There are a lot of weird and exotic terms in modern board gaming, too many for me to list here. This is a short and sweet list for words and terms you will come across here, and in other gaming sites.

If you want a full and detailed glossary I suggest you check out this Glossary on BoardGameGeek (BGG). Their glossary is so large it has to be subdivided into different categories for gaming terms, publishers names, and common abbreviations used for individual games.

Short and sweet board game glossary

Ameritrash – Games with a high degree of luck and conflict between players. Examples are Axis & Allies, and Risk.

Analysis Paralysis  – Abbreviated to AP. Analysis Paralysis is the uncomfortable delay in a game when a player takes a long time to take their turn. The player is often over-analyzing their options and choices, which can cause frustration for the other players of the game.

BGG – The acronym for the website BoardGameGeek.com. BoardGameGeek is a repository of information on all aspects of board and card games. For my article about BGG see here

B&M – Bricks and mortar. A business that has a physical shop location such as a Friendly Local Game Store (FLGS). Compare this with an online business that only sells games indirectly via the internet.

Classic game – Used to describe mass market mainstream board games. Examples are Monopoly and Clue.

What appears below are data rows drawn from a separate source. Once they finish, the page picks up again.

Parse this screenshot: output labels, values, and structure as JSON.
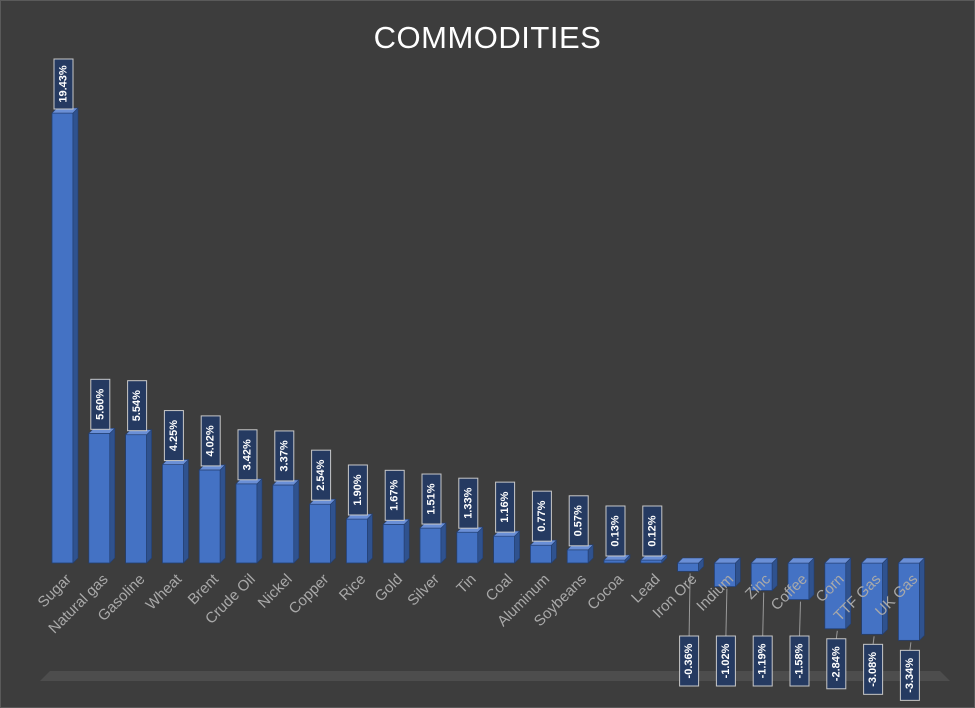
{
  "chart_data": {
    "type": "bar",
    "title": "COMMODITIES",
    "categories": [
      "Sugar",
      "Natural gas",
      "Gasoline",
      "Wheat",
      "Brent",
      "Crude Oil",
      "Nickel",
      "Copper",
      "Rice",
      "Gold",
      "Silver",
      "Tin",
      "Coal",
      "Aluminum",
      "Soybeans",
      "Cocoa",
      "Lead",
      "Iron Ore",
      "Indium",
      "Zinc",
      "Coffee",
      "Corn",
      "TTF Gas",
      "UK Gas"
    ],
    "values": [
      19.43,
      5.6,
      5.54,
      4.25,
      4.02,
      3.42,
      3.37,
      2.54,
      1.9,
      1.67,
      1.51,
      1.33,
      1.16,
      0.77,
      0.57,
      0.13,
      0.12,
      -0.36,
      -1.02,
      -1.19,
      -1.58,
      -2.84,
      -3.08,
      -3.34
    ],
    "data_labels": [
      "19.43%",
      "5.60%",
      "5.54%",
      "4.25%",
      "4.02%",
      "3.42%",
      "3.37%",
      "2.54%",
      "1.90%",
      "1.67%",
      "1.51%",
      "1.33%",
      "1.16%",
      "0.77%",
      "0.57%",
      "0.13%",
      "0.12%",
      "-0.36%",
      "-1.02%",
      "-1.19%",
      "-1.58%",
      "-2.84%",
      "-3.08%",
      "-3.34%"
    ],
    "xlabel": "",
    "ylabel": "",
    "ylim": [
      -3.34,
      19.43
    ],
    "grid": false,
    "legend": "none",
    "style": "3d-column",
    "colors": {
      "background": "#3d3d3d",
      "bar_front": "#4472c4",
      "bar_side": "#2f528f",
      "bar_top": "#6a8fd6",
      "bar_edge": "#243f70",
      "label_box": "#253a61",
      "title": "#ffffff",
      "category_text": "#a9a9a9",
      "floor": "#5b5b5b"
    }
  }
}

Collectible Card Game – Often abbreviated to CCG, Collectible Card Games are a very popular card game format where the players selects the cards they want in their deck. This preconstructed deck is then used to battle an opponent. Popular CCGs have many hundreds of cards to chose from, thus allowing for many different startegies. A very popular CCG is Magic: The Gathering, a game system that has been going for over 30 years.

Collection – The games owned by a gamer. e.g. I have 150 games in my collection.

Cooperative game – where the players openly co-operate with each other to beat the game. This type of game is a good introduction to gaming for those who are uncomfortable with direct conflict between players. An example is Pandemic.

Deck Builder – A game mechanic where each player stars with a fixed set of cards. The players add cards to their own card deck. The players can each form their own strategies based on the cards they add to their deck, and how they play the card in their hand. This produces a lot of variety in game play. The first popular deck building game was Dominion.

Euro – Also known as Eurogame, German game or Designer game. With engaging gameplay and attractive components; euro games are the most common type of modern board games. The board gaming world was revolutionized and revitalized board in the 1990’s with the release of first successful euro game Settlers of Catan. Settlers of Catan is now known simply as Catan.

Family game – A game that is well suited to be played by a family. The game us suited for a group of gamers of varying levels of game experience, or a range of ages. These games tend to have little or no conflict between players. Simple, yet fun mechanics make these excellent games for beginners while still being suitable for experienced gamers. An example are the games in the Ticket to Ride series.

FLGS – Friendly Local Game Store. A Business that sells games and gaming accessories to people via an actual store. They may also sell other hobby or entertainment items, such as comics, music or collectible toys.

Mechanic/Mechanism – Terminology used to describe how the game functions. It could a dice game, involve auctions, have worker placement, or include cards. Games may use more than one mechanic. For example: Catan is a game that includes resource trading, a modular map, and card management among the game mechanics.

Party game – An easy to learn, quick to play game that focuses on the social style of gaming. This can include games with trivia, dexterity, or mature content.

Tabletop game – This is a wide ranging term used to cover the games played on a table. This includes: board games, card games, dice games, miniature games, and Role Playing Games.

Theme – The theme is the subject of a game. The theme is used to place the game in a context that is easily comprehended by the players. For example: the theme of the game Agricola is farming in 17th century Europe. That may not sound exciting, but it is actually an award winning, well respected, fun and challenging game.

Wargame – Games that simulate historical warfare or battles. Miniature figures or cardboard counters are used to represent military units that are maneuvered around a map. Direct conflict between players is the norm. Wargames have benefited from the increase in production quality, and include game mechanic innovations that were first incorporated into euro games.

Worker Placement  – A popular game mechanic in Euro games. Each player has a limited number of pieces that represent their workers. These workers pieces are placed, often with each player taking turns to each place one worker, on the game board. The position on the game board gives a specific benefit to its player. With the number of productive spaces often being limited, each player must carefully choose the order in which their worker pieces are placed. An example of a work placement game is Stone Age.